Point 4.1 a) de l'ordre du jour GF/CRD RDCongo-1   

Forum mondial FAO/OMS
des responsables de la sécurité sanitaire des aliments

Marrakech (Maroc), 28 - 30 janvier 2002

URGENCES SANITAIRES NATIONALES ET TRANSFRONTIERES LIEES A L'ALIMENTATION

Par Hubert ALI RAMAZANI
Délégué de la République Démocratique du Congo

Document proposé par la République Démocratique du Congo



INTRODUCTION

La sécurité alimentaire constitue depuis plus d'une décennie une des préoccupations internationales surtout dans les Etats dits en voie de développement, lesquels sont pour la plupart, confrontés à l'épineux problème de la démographie croissante et à l'insécurité conséquente aux différentes guerres et aux troubles politiques.

De par sa position géographique au centre de l'Afrique et sa situation socio -politique la République Démocratique du Congo est confrontée à plusieurs urgences sanitaires liées à l'alimentation.

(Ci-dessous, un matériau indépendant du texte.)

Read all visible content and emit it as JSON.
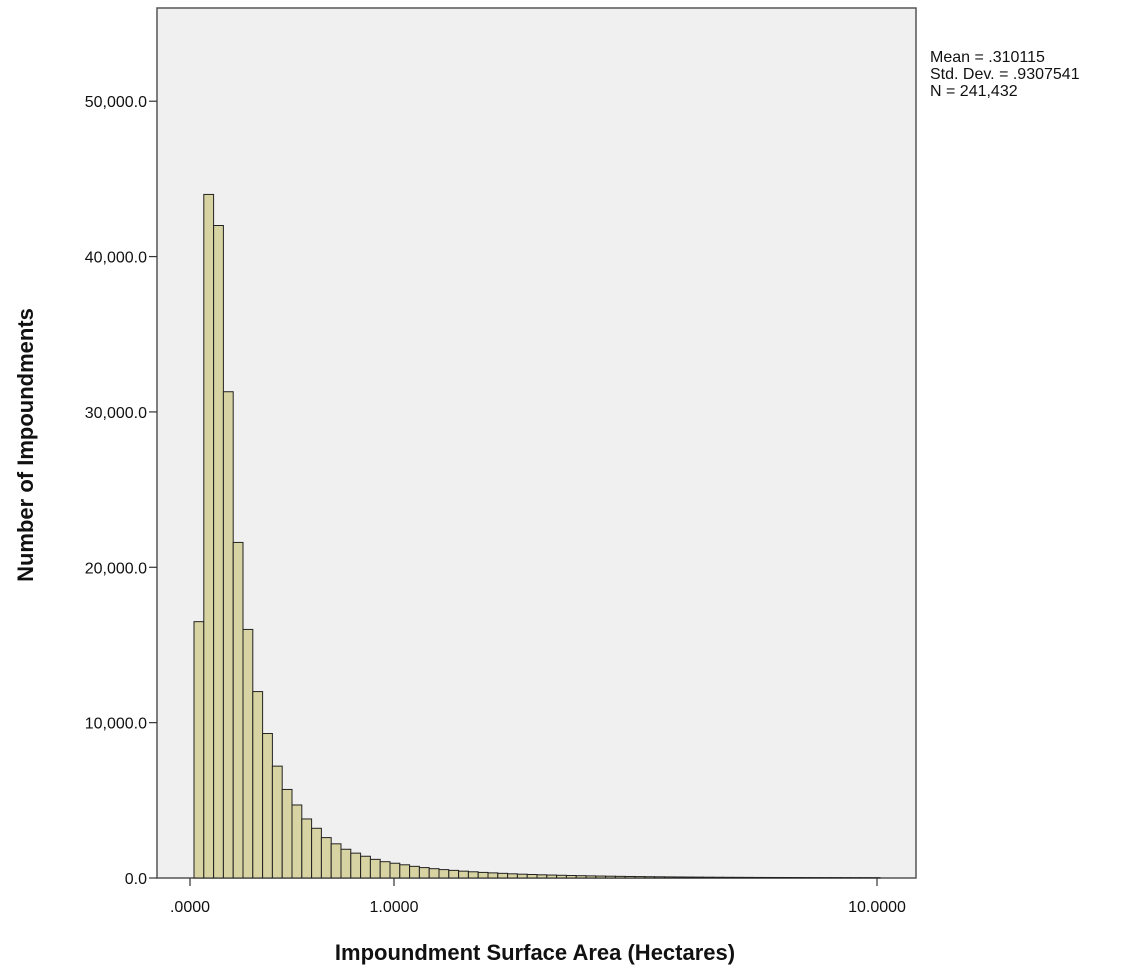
{
  "chart_data": {
    "type": "bar",
    "title": "",
    "xlabel": "Impoundment Surface Area (Hectares)",
    "ylabel": "Number of Impoundments",
    "x_scale": "log",
    "x_ticks": [
      {
        "value": 0,
        "label": ".0000"
      },
      {
        "value": 1,
        "label": "1.0000"
      },
      {
        "value": 10,
        "label": "10.0000"
      }
    ],
    "y_ticks": [
      {
        "value": 0,
        "label": "0.0"
      },
      {
        "value": 10000,
        "label": "10,000.0"
      },
      {
        "value": 20000,
        "label": "20,000.0"
      },
      {
        "value": 30000,
        "label": "30,000.0"
      },
      {
        "value": 40000,
        "label": "40,000.0"
      },
      {
        "value": 50000,
        "label": "50,000.0"
      }
    ],
    "ylim": [
      0,
      56000
    ],
    "grid": false,
    "bar_color": "#d8d3a2",
    "plot_background": "#f0f0f0",
    "bin_counts": [
      16500,
      44000,
      42000,
      31300,
      21600,
      16000,
      12000,
      9300,
      7200,
      5700,
      4700,
      3800,
      3200,
      2600,
      2200,
      1850,
      1600,
      1400,
      1200,
      1050,
      950,
      850,
      750,
      670,
      600,
      540,
      490,
      440,
      400,
      360,
      330,
      300,
      270,
      245,
      225,
      205,
      190,
      175,
      160,
      148,
      136,
      125,
      115,
      106,
      98,
      90,
      83,
      77,
      71,
      66,
      61,
      57,
      53,
      49,
      46,
      43,
      40,
      37,
      35,
      33,
      31,
      29,
      27,
      25,
      24,
      23,
      21,
      20,
      19,
      18
    ],
    "statistics": {
      "mean": "Mean = .310115",
      "std_dev": "Std. Dev. = .9307541",
      "n": "N = 241,432"
    }
  }
}
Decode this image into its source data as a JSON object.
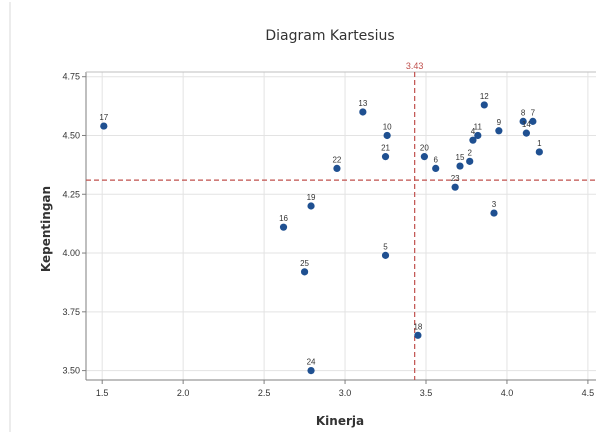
{
  "chart_data": {
    "type": "scatter",
    "title": "Diagram Kartesius",
    "xlabel": "Kinerja",
    "ylabel": "Kepentingan",
    "xlim": [
      1.4,
      4.55
    ],
    "ylim": [
      3.46,
      4.77
    ],
    "x_ticks": [
      "1.5",
      "2.0",
      "2.5",
      "3.0",
      "3.5",
      "4.0",
      "4.5"
    ],
    "y_ticks": [
      "3.50",
      "3.75",
      "4.00",
      "4.25",
      "4.50",
      "4.75"
    ],
    "x_tick_values": [
      1.5,
      2.0,
      2.5,
      3.0,
      3.5,
      4.0,
      4.5
    ],
    "y_tick_values": [
      3.5,
      3.75,
      4.0,
      4.25,
      4.5,
      4.75
    ],
    "grid": true,
    "reference_lines": {
      "x": 3.43,
      "x_label": "3.43",
      "y": 4.31,
      "color": "#c0504d"
    },
    "marker_color": "#1f5091",
    "points": [
      {
        "label": "1",
        "x": 4.2,
        "y": 4.43
      },
      {
        "label": "2",
        "x": 3.77,
        "y": 4.39
      },
      {
        "label": "3",
        "x": 3.92,
        "y": 4.17
      },
      {
        "label": "4",
        "x": 3.79,
        "y": 4.48
      },
      {
        "label": "5",
        "x": 3.25,
        "y": 3.99
      },
      {
        "label": "6",
        "x": 3.56,
        "y": 4.36
      },
      {
        "label": "7",
        "x": 4.16,
        "y": 4.56
      },
      {
        "label": "8",
        "x": 4.1,
        "y": 4.56
      },
      {
        "label": "9",
        "x": 3.95,
        "y": 4.52
      },
      {
        "label": "10",
        "x": 3.26,
        "y": 4.5
      },
      {
        "label": "11",
        "x": 3.82,
        "y": 4.5
      },
      {
        "label": "12",
        "x": 3.86,
        "y": 4.63
      },
      {
        "label": "13",
        "x": 3.11,
        "y": 4.6
      },
      {
        "label": "14",
        "x": 4.12,
        "y": 4.51
      },
      {
        "label": "15",
        "x": 3.71,
        "y": 4.37
      },
      {
        "label": "16",
        "x": 2.62,
        "y": 4.11
      },
      {
        "label": "17",
        "x": 1.51,
        "y": 4.54
      },
      {
        "label": "18",
        "x": 3.45,
        "y": 3.65
      },
      {
        "label": "19",
        "x": 2.79,
        "y": 4.2
      },
      {
        "label": "20",
        "x": 3.49,
        "y": 4.41
      },
      {
        "label": "21",
        "x": 3.25,
        "y": 4.41
      },
      {
        "label": "22",
        "x": 2.95,
        "y": 4.36
      },
      {
        "label": "23",
        "x": 3.68,
        "y": 4.28
      },
      {
        "label": "24",
        "x": 2.79,
        "y": 3.5
      },
      {
        "label": "25",
        "x": 2.75,
        "y": 3.92
      }
    ]
  }
}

En effet, la République Démocratique du Congo est située en zones équatoriale et intertropicale où sévissent de nombreuses pathologies tant humaines que animales susceptibles de contaminer l'homme (zoonoses)

Sa situation socio-politique actuelle caractérisée notamment par la guerre fait que les structures étatiques de contrôle et de surveillance de la qualité des denrées alimentaires n'ont pas toujours les moyens logistiques et financiers pour effectuer les examens et tests requis.

Les urgences découlant de cet état de choses peuvent être regroupées autour des axes suivants :

  1. les urgences liées au processus de production ;
  2. les urgences découlant de l'importation des denrées alimentaires ;
  3. les risques occasionnés par les conditions de distribution et conservation du produit.

LES URGENCES LIÉES AU PROCESSUS DE PRODUCTION

Des risques non négligeables sont liés au processus de production de denrées alimentaires tant d'origine végétale que animale. Pour les produits d'origine végétale, il s'agit de contaminations dues à l'usage incontrôlé de pesticides et des engrais chimiques. Ces risques concernent surtout la production maraîchères, notamment les légumes et aussi les fruits produits dans les centres urbains et qui sont récoltés souvent avant la fin du délai d'attente pour satisfaire les demandes pressantes et alléchantes de la clientèle.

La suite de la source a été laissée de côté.